Flux.ai vs KiCad: AI collaboration or local control?
Flux brings AI work and multi-editor projects into one paid environment. KiCad is free, open source, and local.
Updated 2026-07-10
Flux and KiCad represent two good but different ways to design a PCB. Flux packages AI chat, task completion, private projects, and imports into a subscription product. KiCad gives you a complete open-source schematic and PCB suite with no license fee [5]. The better choice depends on which cost you are trying to remove: coordination and repetitive work, or software subscriptions and cloud dependence.
Flux vs KiCad at a glance
| Decision | Flux | KiCad |
|---|---|---|
| Price | $20/mo Starter; $142/mo Pro [1] [3] | Free and open source [5] |
| AI workflow | AI chat and task completion included on paid plans [2] | Not covered by the cited KiCad source |
| Team projects | Pro supports up to 20 editors per project [4] | Local workflow; teams choose their own sharing and version-control setup |
| Control | Subscription workspace with project limits determined by plan | Open-source application and locally managed project files [5] |
Where Flux has the clearer advantage
Flux reduces the number of separate tools a team has to assemble.
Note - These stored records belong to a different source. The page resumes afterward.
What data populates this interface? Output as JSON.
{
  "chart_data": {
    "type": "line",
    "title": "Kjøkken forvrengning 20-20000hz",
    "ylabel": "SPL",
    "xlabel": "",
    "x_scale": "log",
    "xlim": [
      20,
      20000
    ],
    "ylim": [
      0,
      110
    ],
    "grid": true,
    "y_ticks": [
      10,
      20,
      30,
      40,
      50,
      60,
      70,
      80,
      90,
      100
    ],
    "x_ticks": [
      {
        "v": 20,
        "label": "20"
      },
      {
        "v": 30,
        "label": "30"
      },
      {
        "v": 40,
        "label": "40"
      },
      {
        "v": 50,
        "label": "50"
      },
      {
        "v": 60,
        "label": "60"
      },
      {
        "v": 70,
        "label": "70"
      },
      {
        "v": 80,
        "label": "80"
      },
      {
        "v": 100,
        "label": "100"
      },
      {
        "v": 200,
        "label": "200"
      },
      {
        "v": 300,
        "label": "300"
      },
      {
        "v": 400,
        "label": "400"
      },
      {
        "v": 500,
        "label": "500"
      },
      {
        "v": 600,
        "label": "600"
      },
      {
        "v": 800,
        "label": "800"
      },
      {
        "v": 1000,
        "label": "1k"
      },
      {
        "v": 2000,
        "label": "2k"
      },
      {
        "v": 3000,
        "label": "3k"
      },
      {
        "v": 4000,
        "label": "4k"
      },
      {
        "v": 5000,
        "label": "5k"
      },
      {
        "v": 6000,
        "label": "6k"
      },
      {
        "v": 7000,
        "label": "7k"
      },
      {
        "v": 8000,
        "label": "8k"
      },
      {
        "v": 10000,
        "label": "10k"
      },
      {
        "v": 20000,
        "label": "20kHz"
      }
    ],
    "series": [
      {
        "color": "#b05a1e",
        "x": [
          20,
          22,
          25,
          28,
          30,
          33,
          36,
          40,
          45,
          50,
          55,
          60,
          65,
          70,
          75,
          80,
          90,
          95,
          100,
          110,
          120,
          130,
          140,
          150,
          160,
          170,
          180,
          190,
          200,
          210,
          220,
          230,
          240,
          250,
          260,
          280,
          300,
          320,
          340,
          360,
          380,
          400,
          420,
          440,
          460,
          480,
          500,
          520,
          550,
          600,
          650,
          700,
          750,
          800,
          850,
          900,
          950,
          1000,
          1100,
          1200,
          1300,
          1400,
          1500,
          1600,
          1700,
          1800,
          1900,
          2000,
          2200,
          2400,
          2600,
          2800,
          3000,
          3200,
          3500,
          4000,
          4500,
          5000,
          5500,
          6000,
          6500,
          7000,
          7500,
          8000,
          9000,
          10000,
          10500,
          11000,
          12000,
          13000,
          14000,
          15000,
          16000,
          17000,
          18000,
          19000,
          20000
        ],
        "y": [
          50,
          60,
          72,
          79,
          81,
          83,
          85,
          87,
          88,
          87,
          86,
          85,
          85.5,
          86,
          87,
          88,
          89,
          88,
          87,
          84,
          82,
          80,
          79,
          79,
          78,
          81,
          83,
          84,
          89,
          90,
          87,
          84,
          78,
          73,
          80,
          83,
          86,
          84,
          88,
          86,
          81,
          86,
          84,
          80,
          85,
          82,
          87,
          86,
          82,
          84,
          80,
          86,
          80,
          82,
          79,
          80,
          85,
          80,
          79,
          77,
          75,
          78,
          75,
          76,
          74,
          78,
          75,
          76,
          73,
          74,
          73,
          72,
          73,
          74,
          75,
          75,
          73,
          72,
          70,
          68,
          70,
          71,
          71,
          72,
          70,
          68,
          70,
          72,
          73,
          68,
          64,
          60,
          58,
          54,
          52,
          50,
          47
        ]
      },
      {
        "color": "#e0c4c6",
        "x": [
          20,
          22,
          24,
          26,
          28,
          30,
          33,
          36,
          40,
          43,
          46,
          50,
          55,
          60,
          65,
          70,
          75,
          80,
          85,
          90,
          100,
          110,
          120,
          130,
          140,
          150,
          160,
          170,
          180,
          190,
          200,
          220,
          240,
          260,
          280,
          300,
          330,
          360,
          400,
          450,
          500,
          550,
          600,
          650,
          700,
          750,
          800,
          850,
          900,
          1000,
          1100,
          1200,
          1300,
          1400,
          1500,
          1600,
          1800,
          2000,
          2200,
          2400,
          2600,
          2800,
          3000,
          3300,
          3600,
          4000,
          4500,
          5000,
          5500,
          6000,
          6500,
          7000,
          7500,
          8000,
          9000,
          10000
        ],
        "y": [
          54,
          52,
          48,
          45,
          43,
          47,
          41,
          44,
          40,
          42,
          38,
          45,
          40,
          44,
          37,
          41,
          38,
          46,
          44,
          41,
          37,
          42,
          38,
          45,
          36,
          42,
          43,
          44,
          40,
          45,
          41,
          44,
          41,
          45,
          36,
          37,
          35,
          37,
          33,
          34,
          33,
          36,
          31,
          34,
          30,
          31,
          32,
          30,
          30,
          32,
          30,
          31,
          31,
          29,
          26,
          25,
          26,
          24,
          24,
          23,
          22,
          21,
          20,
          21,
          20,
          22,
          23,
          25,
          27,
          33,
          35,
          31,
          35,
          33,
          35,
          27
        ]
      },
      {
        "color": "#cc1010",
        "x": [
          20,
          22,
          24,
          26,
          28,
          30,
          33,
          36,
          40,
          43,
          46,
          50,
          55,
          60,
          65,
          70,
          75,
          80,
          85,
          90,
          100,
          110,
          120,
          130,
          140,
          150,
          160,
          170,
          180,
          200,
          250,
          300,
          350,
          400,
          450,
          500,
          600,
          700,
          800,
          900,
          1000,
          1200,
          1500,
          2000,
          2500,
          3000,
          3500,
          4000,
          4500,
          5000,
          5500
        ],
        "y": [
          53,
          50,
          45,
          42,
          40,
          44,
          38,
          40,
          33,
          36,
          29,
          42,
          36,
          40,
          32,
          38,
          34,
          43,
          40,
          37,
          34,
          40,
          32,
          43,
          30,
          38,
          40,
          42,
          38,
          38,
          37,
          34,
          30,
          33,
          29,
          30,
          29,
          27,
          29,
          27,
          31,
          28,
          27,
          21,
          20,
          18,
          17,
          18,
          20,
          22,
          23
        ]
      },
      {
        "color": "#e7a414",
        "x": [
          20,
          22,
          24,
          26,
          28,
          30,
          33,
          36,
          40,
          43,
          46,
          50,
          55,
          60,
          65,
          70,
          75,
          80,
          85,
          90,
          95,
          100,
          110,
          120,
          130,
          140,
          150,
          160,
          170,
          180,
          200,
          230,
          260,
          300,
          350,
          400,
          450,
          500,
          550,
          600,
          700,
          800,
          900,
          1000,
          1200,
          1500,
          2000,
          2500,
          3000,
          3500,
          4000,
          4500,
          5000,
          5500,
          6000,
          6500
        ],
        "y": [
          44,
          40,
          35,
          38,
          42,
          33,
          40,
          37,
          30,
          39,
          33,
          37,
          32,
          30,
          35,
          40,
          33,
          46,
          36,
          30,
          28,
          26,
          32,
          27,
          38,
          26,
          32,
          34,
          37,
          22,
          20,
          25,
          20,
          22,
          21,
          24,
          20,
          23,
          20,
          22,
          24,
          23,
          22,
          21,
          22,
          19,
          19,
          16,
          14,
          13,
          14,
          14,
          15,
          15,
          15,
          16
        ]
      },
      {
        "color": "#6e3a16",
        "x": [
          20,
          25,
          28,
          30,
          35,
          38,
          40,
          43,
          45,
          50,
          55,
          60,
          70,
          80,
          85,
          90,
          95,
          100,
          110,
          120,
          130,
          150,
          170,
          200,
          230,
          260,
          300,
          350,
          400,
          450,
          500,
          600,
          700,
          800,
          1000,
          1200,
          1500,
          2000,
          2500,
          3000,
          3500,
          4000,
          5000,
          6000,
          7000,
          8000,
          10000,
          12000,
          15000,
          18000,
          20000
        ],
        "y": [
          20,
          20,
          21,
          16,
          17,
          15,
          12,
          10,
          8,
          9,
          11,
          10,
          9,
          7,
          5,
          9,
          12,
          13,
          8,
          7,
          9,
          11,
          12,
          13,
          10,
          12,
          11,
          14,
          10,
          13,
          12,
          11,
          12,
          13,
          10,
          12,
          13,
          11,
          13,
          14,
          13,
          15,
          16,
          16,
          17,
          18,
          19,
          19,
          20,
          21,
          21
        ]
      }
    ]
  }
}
Starter includes AI chat and task completion, 10 monthly ACUs, up to 50 private projects, unlimited public projects, and KiCad part import [2]. Pro expands that to 100 ACUs per editor, unlimited private projects, up to 20 editors per project, and Altium and Cadence project import [4].
That bundle is the reason to choose Flux. A small team can keep the project, AI assistance, and editor access inside one shared operating model. If review loops and repetitive research are consuming engineering time, Flux has a credible path to paying for itself even though KiCad is free.
Where KiCad remains hard to beat
KiCad is a free, open-source, cross-platform suite for schematic capture and PCB layout; its homepage describes the software as “all forever free” [5]. That makes it the stronger choice when local control, offline access, and zero recurring license cost are the priority.
The trade is operational. KiCad gives the team control over its files and tooling, while the team supplies its own collaboration, AI, and workflow glue. Flux charges for bringing more of that work into one product.
Which should you choose?
Compare the wider field in our Flux.ai alternatives guide or review Flux pricing and ACUs.
Sources
- Flux's Starter plan is $20 per editor per month on monthly billing ($16 when billed annually). Flux pricing page (verified 2026-07-09, archived copy).
- Flux's Starter plan includes AI chat and task completion, 10 ACUs per month, up to 50 private projects, unlimited public projects, and KiCad part import. Flux pricing page (verified 2026-07-09, archived copy).
- Flux's Pro plan is $142 per editor per month ($112 when billed annually) and includes 100 ACUs (Agent Compute Units) per editor per month. That is roughly a 7x jump from the $20 Starter plan, with no pricing tier in between; above Pro, Flux lists a Teams tier at $158 per editor per month and an Enterprise tier. Flux pricing page (verified 2026-07-09, archived copy).
- Flux's Pro plan includes AI chat and task completion, 100 ACUs per month per editor, unlimited private projects, up to 20 editors per project, KiCad part import, and Altium and Cadence project import. Flux pricing page (verified 2026-07-09, archived copy).
- KiCad is a free, open-source, cross-platform PCB design suite for schematic capture and PCB layout; its homepage describes using it "all forever free." KiCad homepage (verified 2026-07-09, archived copy).